About Swami Shantananda

 

 

As Jani Baker:

BA (Philosophy) Melbourne

Grad Dip Marketing Monash  

Grad Dip Arts (Social Science) Monash  

Postgrad Dip Health Psychology (La Trobe)

Trained in the traditional discipline of Yoga under Swami Shankarananda

Trained as a Yoga teacher by Joy Spencer

Trained as a Meditation Leader by Ian Gawler.

 

As Swami Shantananda

Received Sannyas Feb 2009 (ie, “became a swami”)

 

Principal: Australian College of Classical Yoga

Affectionately known as Mataji

 

 

 

Yoga has been a constant in Mataji’s life since she was sixteen, after being enthralled by an introduction to Yoga in a women’s magazine of the time.  After leaving school, she found a yoga teacher wherever she was living as she grew up and moved around, with only occasional breaks.  However, for the first seventeen years, all she knew of “Yoga” was exercise and relaxation.  None of her early teachers offered anything else – perhaps because they themselves knew nothing else.

 

Early in the 1980s, she discovered the richness and the depth of what Yoga really is – a discipline of mind and body that has been practiced continuously for over 4000 years, intended for the transformation of limited experience into the oneness of universal consciousness.
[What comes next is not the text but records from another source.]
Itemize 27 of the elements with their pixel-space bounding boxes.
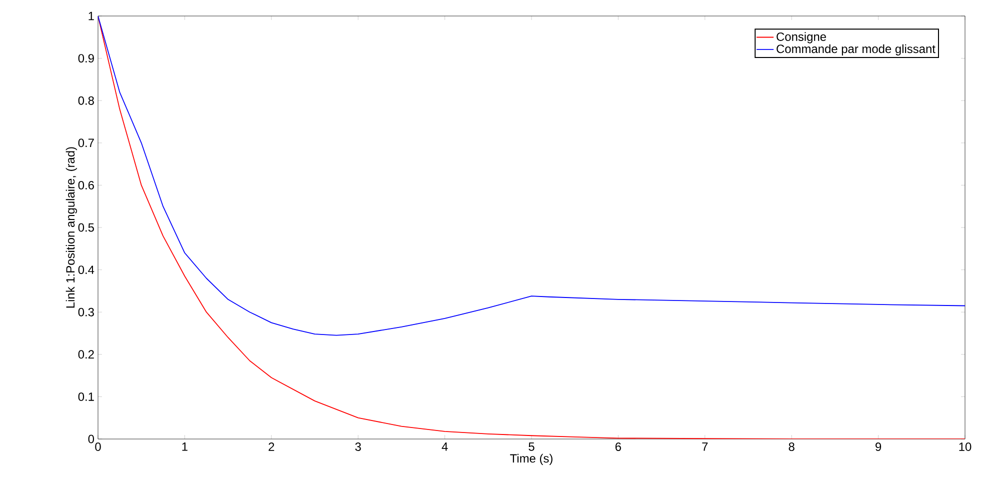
y-tick-label: 0.1 [78,392,94,401]
y-tick-label: 0.5 [78,223,94,232]
x-tick-label: 9 [876,442,882,451]
y-tick-label: 0.4 [78,266,94,274]
y-tick-label: 0.8 [78,96,94,105]
x-tick-label: 4 [442,442,448,451]
y-tick-label: 0.6 [78,180,94,190]
y-tick-label: 0.2 [78,350,94,359]
x-tick-label: 1 [182,442,188,451]
x-tick-label: 8 [788,442,794,451]
x-axis-title: Time (s) [510,454,552,465]
y-axis-title: Link 1:Position angulaire, (rad) [66,147,77,308]
y-tick-label: 0.3 [78,308,94,316]
x-tick-label: 6 [615,442,622,451]
x-tick-label: 3 [355,442,361,451]
x-tick-label: 0 [95,442,101,451]
x-tick-label: 2 [268,442,274,451]
x-tick-label: 5 [528,442,534,451]
y-tick-label: 1 [88,12,94,20]
y-tick-label: 0.9 [78,54,94,63]
legend-label: Commande par mode glissant [776,44,936,56]
x-tick-label: 10 [959,442,972,451]
y-tick-label: 0.7 [78,138,94,148]
x-tick-label: 7 [702,442,708,451]
legend-label: Consigne [776,32,826,44]
line-series [98,16,966,336]
y-tick-label: 0 [88,434,94,444]
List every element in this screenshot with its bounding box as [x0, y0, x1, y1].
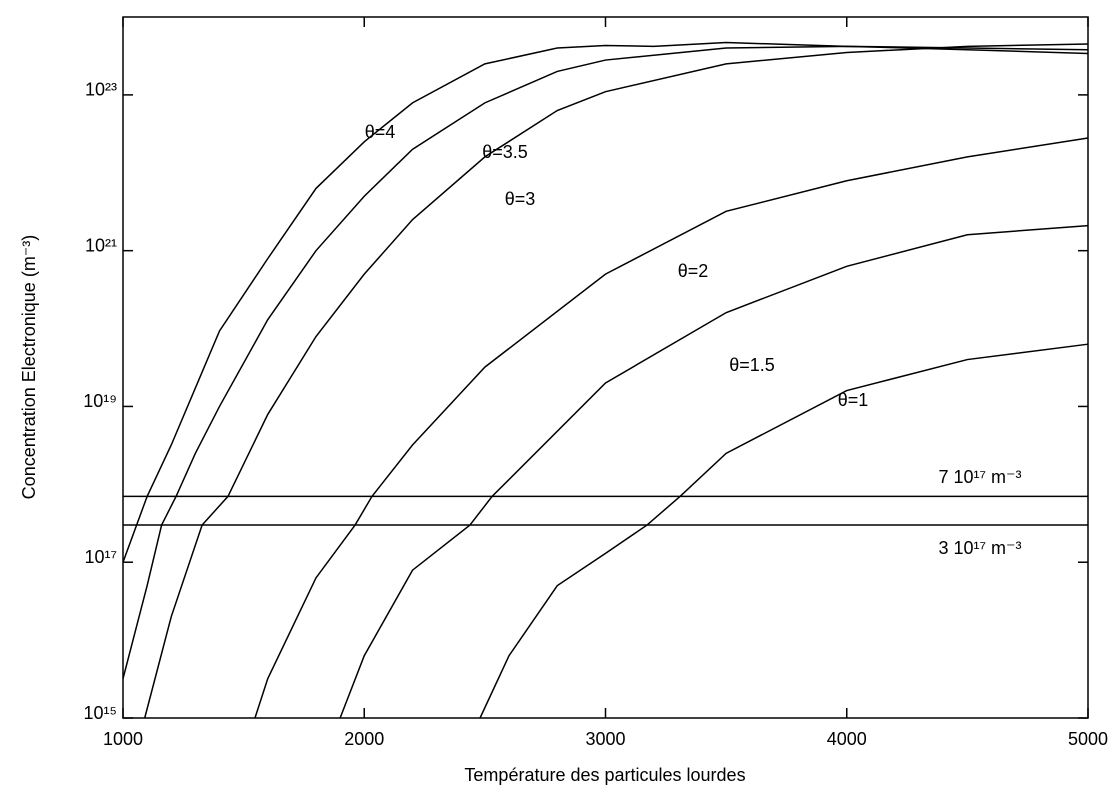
curve: [122, 41, 1089, 563]
curve: [254, 137, 1089, 719]
curve-label: θ=1.5: [729, 355, 775, 375]
y-tick-label: 10¹⁹: [83, 391, 117, 411]
x-axis-label: Température des particules lourdes: [464, 765, 745, 785]
x-tick-label: 4000: [827, 729, 867, 749]
curve-label: θ=3: [505, 189, 536, 209]
x-tick-label: 2000: [344, 729, 384, 749]
curve: [339, 224, 1089, 719]
curve: [122, 45, 1089, 679]
plot-frame: [122, 16, 1089, 719]
y-axis-label: Concentration Electronique (m⁻³): [19, 235, 39, 500]
y-tick-label: 10²¹: [85, 235, 117, 255]
x-tick-label: 1000: [103, 729, 143, 749]
x-tick-label: 3000: [585, 729, 625, 749]
reference-label: 3 10¹⁷ m⁻³: [938, 538, 1021, 558]
curve-label: θ=2: [678, 261, 709, 281]
y-tick-label: 10²³: [85, 80, 117, 100]
curve: [479, 343, 1089, 719]
reference-label: 7 10¹⁷ m⁻³: [938, 467, 1021, 487]
y-tick-label: 10¹⁵: [84, 703, 117, 723]
curve: [143, 43, 1089, 719]
x-tick-label: 5000: [1068, 729, 1108, 749]
curve-label: θ=1: [838, 390, 869, 410]
y-tick-label: 10¹⁷: [84, 547, 117, 567]
curve-label: θ=3.5: [482, 142, 528, 162]
curve-label: θ=4: [365, 122, 396, 142]
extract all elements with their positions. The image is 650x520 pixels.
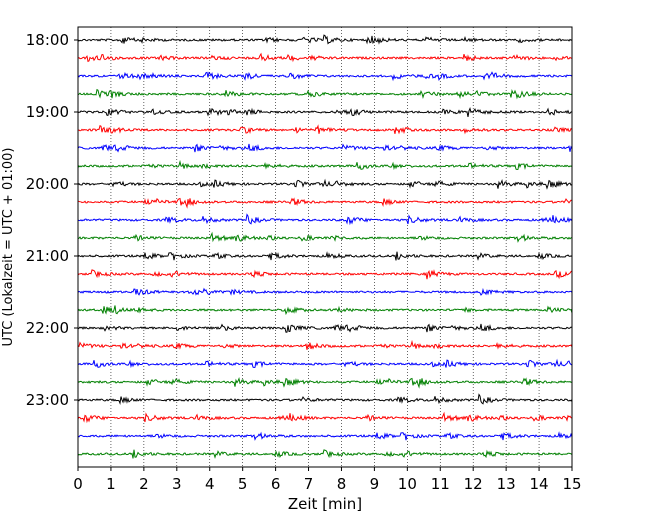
seismic-trace [77,143,573,153]
seismic-trace [77,197,573,209]
seismic-trace [77,323,573,333]
x-tick-label: 9 [370,475,380,493]
seismic-trace [77,411,573,424]
y-tick-label: 20:00 [26,175,69,193]
seismic-trace [77,107,573,118]
y-tick-label: 19:00 [26,103,69,121]
seismic-trace [77,88,573,100]
y-tick-label: 23:00 [26,391,69,409]
seismic-trace [77,431,573,441]
seismic-trace [77,393,573,406]
seismic-trace [77,71,573,82]
x-tick-label: 2 [139,475,149,493]
y-axis-ticks: 18:00 19:00 20:00 21:00 22:00 23:00 [26,31,78,409]
x-tick-label: 4 [205,475,215,493]
seismic-trace [77,449,573,459]
x-tick-label: 5 [238,475,248,493]
seismic-trace [77,178,573,190]
seismic-trace [77,52,573,63]
y-tick-label: 21:00 [26,247,69,265]
seismic-trace [77,231,573,243]
plot-frame [77,26,573,468]
grid-lines [110,27,540,467]
seismic-trace [77,34,573,45]
x-axis-label: Zeit [min] [288,495,362,513]
x-tick-label: 8 [337,475,347,493]
x-axis-ticks: 0 1 2 3 4 5 6 7 8 9 10 11 12 13 14 15 [73,467,582,493]
seismic-trace [77,251,573,261]
seismic-trace [77,213,573,226]
y-tick-label: 18:00 [26,31,69,49]
seismic-trace [77,159,573,171]
x-tick-label: 3 [172,475,182,493]
x-tick-label: 7 [304,475,314,493]
seismic-trace [77,339,573,350]
x-tick-label: 0 [73,475,83,493]
x-tick-label: 6 [271,475,281,493]
x-tick-label: 11 [431,475,450,493]
x-tick-label: 13 [497,475,516,493]
x-tick-label: 14 [530,475,549,493]
y-tick-label: 22:00 [26,319,69,337]
x-tick-label: 10 [398,475,417,493]
seismic-trace [77,358,573,369]
seismic-trace [77,376,573,389]
x-tick-label: 1 [106,475,116,493]
seismic-trace [77,305,573,316]
y-axis-label: UTC (Lokalzeit = UTC + 01:00) [1,148,16,347]
seismic-trace [77,287,573,296]
x-tick-label: 12 [464,475,483,493]
seismic-traces [77,34,573,459]
seismic-trace [77,269,573,280]
x-tick-label: 15 [562,475,581,493]
seismic-trace [77,124,573,135]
The realization arose that Yoga is properly a meditative discipline which also includes some physical practices, but of which the focus is not and cannot be merely physical. 

 

Trained in the meditative discipline of Yoga by Swami Shankarandana, of Shiva Yoga, and trained to teach Asana and Pranayama by Joy Spencer, she also accepted meditation leader’s training by Ian Gawler, and became the founding Secretary of the Gawler Foundation.

 

Over the years, a profound shift of consciousness occurred.  It seems to her that name, personality, the whole of the “personal melodrama”, is but the tip of the iceberg, and underneath the superficial processes of the mind, there is a quiet awareness which is of the nature of reality itself.  Such a shift brings with it a resilience and robustness in everyday activity, and a contentment which is constant whether the situation is pleasant or unpleasant – “happy for no good reason”, as her guru Swami Shankarananda might say. When he offered her sannyas, the deepest commitment of the individual to spiritual life, she gladly accepted. The word “swami” indicates that the individual puts aside the personal self and seeks nothing but unity with universal consciousness – “Shiva” in our tradition.

 

The Australian College of Classical Yoga trains teachers in the understanding that Yoga is the practice of conscious awareness.   Our teachers become Yogis, not gymnasts.